Fear: It’s me and I’m broken beyond repair.
In many epic journeys, there is a point at which the protagonist realizes that there is something wrong. In the movie Wizard of Oz, Dorothy’s world is black and white and she is unhappy, though she doesn’t know why. And so she sings of a world beyond the rainbow. In the Lord of the Rings, Frodo and Gandalf have a chilling conversation at the beginning about the One Ring and Mordor. It’s at this point that we discover that Middle Earth is under attack and will be ravaged unless someone can stop the most evil, disembodied eye ever to exist.
Now, our “something wrong” probably isn’t so epic (though there have been times in history when the fate of the world really was on the line). In most cases it can be something quite simple and yet it is shaping our lives and our future. It’s a pebble in our shoe that’s annoying us and distracting us and slowing us down. And yet, it may very well be making us miss the moment where we meet the love of our life, or the contact that opens an opportunity for a dream job, or the friend who helps us face our cancer. More significantly, it may keep us from the moment that turns the tide in a battle that decides the fate of humanity with respect to poverty, disease, warfare, or the environment. And so it must be dealt with.
This is where the “Gates of Hell” play a role. We have to figure out what’s wrong. We have to take that annoying feeling seriously. Because it is human nature to assume that there is something wrong with the system. And sometimes there is. But many times it’s us. And that’s the fear we have to conquer. We have an insecurity, a wound, a traumatic memory, a weakness, a dark side, and it’s getting the best of us. Left unattended, it will shape us into the monsters that inhabit Hell. So we take the journey to sober up a bit. We have to envision a future that leads to our worst nightmare and ask, “What is it about me that could very easily lead to this?”
For Dorothy, she had to learn that color doesn’t really bring happiness.

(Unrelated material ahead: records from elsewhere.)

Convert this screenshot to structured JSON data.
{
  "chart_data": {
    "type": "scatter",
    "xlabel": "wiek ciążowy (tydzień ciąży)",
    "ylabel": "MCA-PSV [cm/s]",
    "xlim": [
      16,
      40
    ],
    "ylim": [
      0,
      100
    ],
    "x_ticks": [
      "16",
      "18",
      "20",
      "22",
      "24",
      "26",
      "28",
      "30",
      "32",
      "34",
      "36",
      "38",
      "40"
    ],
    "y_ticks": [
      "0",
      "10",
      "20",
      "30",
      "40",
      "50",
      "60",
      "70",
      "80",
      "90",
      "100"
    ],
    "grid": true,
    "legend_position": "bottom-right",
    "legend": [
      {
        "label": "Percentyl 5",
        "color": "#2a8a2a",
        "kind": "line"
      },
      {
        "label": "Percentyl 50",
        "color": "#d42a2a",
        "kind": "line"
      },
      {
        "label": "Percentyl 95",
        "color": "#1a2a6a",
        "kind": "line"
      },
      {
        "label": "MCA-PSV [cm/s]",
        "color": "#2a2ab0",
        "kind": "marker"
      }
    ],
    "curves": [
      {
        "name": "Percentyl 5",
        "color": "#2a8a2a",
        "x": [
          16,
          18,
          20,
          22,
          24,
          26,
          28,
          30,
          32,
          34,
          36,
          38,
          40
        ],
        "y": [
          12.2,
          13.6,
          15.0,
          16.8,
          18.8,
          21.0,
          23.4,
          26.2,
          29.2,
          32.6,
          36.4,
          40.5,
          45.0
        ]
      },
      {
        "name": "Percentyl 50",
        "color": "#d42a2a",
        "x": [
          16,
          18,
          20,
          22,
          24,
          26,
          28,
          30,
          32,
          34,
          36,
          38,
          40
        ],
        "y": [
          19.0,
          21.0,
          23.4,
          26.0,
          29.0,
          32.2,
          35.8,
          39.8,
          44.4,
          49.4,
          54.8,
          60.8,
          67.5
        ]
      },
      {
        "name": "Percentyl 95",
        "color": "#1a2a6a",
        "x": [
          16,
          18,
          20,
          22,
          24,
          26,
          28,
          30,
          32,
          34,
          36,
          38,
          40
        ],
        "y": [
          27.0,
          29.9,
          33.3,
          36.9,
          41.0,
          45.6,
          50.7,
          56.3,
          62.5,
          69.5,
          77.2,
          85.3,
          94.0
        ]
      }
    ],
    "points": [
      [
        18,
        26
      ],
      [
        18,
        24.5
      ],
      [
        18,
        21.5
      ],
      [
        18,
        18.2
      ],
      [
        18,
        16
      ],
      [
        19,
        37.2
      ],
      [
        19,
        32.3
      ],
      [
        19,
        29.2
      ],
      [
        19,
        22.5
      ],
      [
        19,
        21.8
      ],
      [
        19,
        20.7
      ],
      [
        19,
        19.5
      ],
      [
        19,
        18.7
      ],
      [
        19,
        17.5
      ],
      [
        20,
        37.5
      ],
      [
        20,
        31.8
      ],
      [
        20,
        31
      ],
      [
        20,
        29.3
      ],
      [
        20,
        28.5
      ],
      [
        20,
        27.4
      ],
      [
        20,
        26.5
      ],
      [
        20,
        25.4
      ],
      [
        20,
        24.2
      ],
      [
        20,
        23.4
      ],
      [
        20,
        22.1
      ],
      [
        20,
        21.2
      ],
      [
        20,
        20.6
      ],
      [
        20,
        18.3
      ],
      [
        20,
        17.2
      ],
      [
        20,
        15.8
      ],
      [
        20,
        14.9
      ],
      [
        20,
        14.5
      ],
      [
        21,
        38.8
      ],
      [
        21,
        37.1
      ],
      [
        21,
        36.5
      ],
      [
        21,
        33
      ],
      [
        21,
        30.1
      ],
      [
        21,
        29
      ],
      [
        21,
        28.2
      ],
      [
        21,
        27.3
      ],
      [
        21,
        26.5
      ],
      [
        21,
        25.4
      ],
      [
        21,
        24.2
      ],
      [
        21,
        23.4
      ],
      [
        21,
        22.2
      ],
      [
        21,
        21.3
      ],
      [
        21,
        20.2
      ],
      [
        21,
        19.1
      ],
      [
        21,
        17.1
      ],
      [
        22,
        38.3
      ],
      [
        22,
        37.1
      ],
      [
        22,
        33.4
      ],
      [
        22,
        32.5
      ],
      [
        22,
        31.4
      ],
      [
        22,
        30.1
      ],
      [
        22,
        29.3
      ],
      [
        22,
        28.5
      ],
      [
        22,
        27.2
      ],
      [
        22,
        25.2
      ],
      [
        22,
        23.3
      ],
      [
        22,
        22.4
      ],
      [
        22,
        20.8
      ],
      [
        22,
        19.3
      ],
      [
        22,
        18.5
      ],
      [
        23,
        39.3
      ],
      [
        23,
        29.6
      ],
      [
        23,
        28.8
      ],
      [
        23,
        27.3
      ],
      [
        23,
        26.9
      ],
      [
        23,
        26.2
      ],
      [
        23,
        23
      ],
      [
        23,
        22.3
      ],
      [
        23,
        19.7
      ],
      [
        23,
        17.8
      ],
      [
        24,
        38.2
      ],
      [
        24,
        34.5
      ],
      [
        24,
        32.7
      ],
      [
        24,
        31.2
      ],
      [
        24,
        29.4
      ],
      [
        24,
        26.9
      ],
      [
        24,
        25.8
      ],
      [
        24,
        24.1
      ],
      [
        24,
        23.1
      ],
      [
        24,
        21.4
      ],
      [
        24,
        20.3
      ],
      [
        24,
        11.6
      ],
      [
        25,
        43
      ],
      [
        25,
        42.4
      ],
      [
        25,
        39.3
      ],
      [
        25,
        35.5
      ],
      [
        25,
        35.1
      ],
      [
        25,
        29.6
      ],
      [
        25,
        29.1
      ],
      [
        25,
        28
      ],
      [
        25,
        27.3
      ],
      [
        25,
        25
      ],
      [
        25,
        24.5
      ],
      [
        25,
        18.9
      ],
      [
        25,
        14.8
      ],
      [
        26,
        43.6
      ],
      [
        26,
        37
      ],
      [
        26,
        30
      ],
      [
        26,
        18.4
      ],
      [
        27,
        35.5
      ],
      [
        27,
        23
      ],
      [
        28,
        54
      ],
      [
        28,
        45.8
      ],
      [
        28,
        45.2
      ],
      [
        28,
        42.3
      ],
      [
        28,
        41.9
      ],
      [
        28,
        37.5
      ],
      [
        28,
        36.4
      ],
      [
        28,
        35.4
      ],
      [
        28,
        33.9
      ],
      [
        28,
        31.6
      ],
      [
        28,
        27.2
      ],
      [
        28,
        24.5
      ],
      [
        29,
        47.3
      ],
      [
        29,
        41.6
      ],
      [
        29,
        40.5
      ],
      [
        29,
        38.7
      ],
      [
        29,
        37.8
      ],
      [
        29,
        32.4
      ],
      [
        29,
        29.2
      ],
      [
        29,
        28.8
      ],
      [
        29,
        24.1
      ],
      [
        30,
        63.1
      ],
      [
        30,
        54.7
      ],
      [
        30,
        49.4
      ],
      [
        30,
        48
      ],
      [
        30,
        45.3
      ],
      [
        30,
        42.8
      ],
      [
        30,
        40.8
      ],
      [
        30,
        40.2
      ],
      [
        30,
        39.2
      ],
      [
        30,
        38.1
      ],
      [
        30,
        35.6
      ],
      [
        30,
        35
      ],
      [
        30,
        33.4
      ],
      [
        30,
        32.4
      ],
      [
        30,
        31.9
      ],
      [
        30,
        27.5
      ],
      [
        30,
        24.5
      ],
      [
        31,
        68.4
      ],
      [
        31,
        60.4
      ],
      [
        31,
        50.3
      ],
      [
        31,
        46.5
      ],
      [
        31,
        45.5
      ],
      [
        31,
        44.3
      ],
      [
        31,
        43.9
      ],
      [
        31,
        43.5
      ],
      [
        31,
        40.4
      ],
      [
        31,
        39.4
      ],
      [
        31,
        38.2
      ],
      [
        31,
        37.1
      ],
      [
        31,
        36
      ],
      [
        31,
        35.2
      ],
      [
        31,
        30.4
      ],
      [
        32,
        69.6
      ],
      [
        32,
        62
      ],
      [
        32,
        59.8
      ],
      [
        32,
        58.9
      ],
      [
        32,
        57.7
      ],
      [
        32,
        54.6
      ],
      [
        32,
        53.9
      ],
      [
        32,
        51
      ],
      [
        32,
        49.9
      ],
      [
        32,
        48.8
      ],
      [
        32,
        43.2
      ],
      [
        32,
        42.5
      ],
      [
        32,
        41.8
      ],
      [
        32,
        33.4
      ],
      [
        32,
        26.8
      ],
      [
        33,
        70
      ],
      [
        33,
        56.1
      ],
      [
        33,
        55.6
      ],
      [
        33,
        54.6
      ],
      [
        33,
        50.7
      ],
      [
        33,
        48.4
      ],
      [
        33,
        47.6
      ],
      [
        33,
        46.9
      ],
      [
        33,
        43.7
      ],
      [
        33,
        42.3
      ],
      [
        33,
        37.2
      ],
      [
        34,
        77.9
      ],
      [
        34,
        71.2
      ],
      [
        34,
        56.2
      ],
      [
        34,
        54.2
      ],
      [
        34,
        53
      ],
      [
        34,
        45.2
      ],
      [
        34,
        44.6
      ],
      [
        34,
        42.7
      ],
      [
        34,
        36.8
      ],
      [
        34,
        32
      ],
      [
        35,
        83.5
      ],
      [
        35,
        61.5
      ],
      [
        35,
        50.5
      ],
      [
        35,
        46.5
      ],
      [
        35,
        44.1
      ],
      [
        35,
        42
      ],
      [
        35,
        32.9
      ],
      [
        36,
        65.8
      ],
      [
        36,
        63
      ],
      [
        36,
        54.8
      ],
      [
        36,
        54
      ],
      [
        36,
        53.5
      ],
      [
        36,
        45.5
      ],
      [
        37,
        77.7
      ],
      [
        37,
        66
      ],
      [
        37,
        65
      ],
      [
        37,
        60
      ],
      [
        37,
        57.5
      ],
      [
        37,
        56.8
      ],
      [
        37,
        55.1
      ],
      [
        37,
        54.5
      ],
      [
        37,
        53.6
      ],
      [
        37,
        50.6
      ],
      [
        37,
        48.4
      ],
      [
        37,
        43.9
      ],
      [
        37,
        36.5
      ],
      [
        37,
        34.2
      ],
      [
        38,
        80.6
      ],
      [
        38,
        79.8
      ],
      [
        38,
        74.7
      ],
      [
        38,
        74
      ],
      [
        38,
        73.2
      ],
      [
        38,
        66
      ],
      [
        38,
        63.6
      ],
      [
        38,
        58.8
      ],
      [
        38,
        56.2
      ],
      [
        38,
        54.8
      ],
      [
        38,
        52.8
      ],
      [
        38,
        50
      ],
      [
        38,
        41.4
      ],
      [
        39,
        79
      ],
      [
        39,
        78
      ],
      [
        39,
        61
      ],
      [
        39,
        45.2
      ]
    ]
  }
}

Colorful people can be wicked. For Frodo, he learned that there is a thin line separating himself and the decaying world of Mordor, and so he must do what all the other ring-bearers found impossible, resist the lust for power and destroy the object he desired most.
Realize, though, that you may not be ready to begin this journey. Or this journey may take a very long time, as in years or decades. Or you may have “been there, done that” and so you need to move on. Whatever the case, you are responsible for your own journey. Don’t expect to be taken by the hand and shown the way. You have to find it for yourself.